Alert: Policy And Personnel Changes At The Department Of Justice
By: Douglas K. Rosenblum
By now, all lawyers involved in federal white collar criminal practice have either heard of, or read in detail, the “Yates Memo” issued by the Department of Justice in September 2015. Perceived as a response to the financial crisis in recent years and the lack of individual criminal and civil liability, Deputy Attorney General Sally Quillian Yates authored a detailed memorandum outlining a shift in Department policy. The United States will now seek to hold individuals accountable for corporate wrongdoing. In years past, all too often the government resolved criminal investigations of corporate entities with a corporate plea or deferred prosecution agreement, a civil settlement agreement, a stiff fine, and perhaps the installment of a compliance monitor within the company. The civil settlement agreements often included releases of owners, officers, directors, and employees of the same corporations. Those days are done according to Deputy Attorney General Yates.

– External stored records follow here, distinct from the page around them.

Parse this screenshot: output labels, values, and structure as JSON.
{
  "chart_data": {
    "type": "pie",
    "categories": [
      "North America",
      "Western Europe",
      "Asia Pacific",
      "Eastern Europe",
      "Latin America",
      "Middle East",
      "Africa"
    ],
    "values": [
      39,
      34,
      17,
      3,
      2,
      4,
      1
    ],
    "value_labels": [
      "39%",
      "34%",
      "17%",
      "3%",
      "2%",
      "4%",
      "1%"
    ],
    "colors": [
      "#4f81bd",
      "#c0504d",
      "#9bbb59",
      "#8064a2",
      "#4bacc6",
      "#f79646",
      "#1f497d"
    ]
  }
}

In a pair of recent public appearances, top Department Officials have announced important changes in policy and personnel as a result of government’s new initiative. First, in a speech delivered to the American Bankers Association and the American Bar Association on November 16, 2015, Deputy Attorney General Yates announced that the Department of Justice is revising the stone tablets that comprise the United States Attorney’s Manual. First, the Department is revising the Principles of Federal Prosecution of Business Organizations (commonly referred to as the Filip factors) to emphasize the primacy in any corporate case of holding individual wrongdoers accountable. If a company wants any credit at all for cooperating with the investigation, it must provide all non-privileged information about the individual wrongdoing. The government is now separating what used to be a single factor regarding a corporation’s voluntary disclosure and its willingness to cooperate into two distinct factors: one regarding a company’s timely and voluntary disclosure and one regarding cooperation. Additionally, the Department of Justice is amending the Manual to instruct its civil attorneys to follow the same factors as its criminal attorneys, and an inability to pay is not in and of itself a reason to decline a civil case: “Just because wrongdoers are judgment-proof doesn’t mean they should escape all judgment.”
Second, in a speech delivered on November 17, 2015 to a seminar for attorneys focused on the Foreign Corrupt Practices Act (“FCPA”), Assistant Attorney General Leslie Caldwell announced that the Department of Justice is seeking to hire 10 prosecutors to add to its FCPA unit. This represents a 50% increase in its labor force. Assistant Attorney General Caldwell made specific reference to the principles of the Yates memo when she told the attendees of the seminar, “Companies cannot just disclose facts relating to general corporate misconduct and withhold facts about the individuals involved…And internal investigations cannot end with a conclusion of corporate liability, while stopping short of identifying those who committed the underlying conduct.” Certainly with the inevitable increase in the number of individual prosecutions, the Department will need more attorneys to review corporate disclosures and try cases. Assistant Attorney General Caldwell’s comments make that connection clear.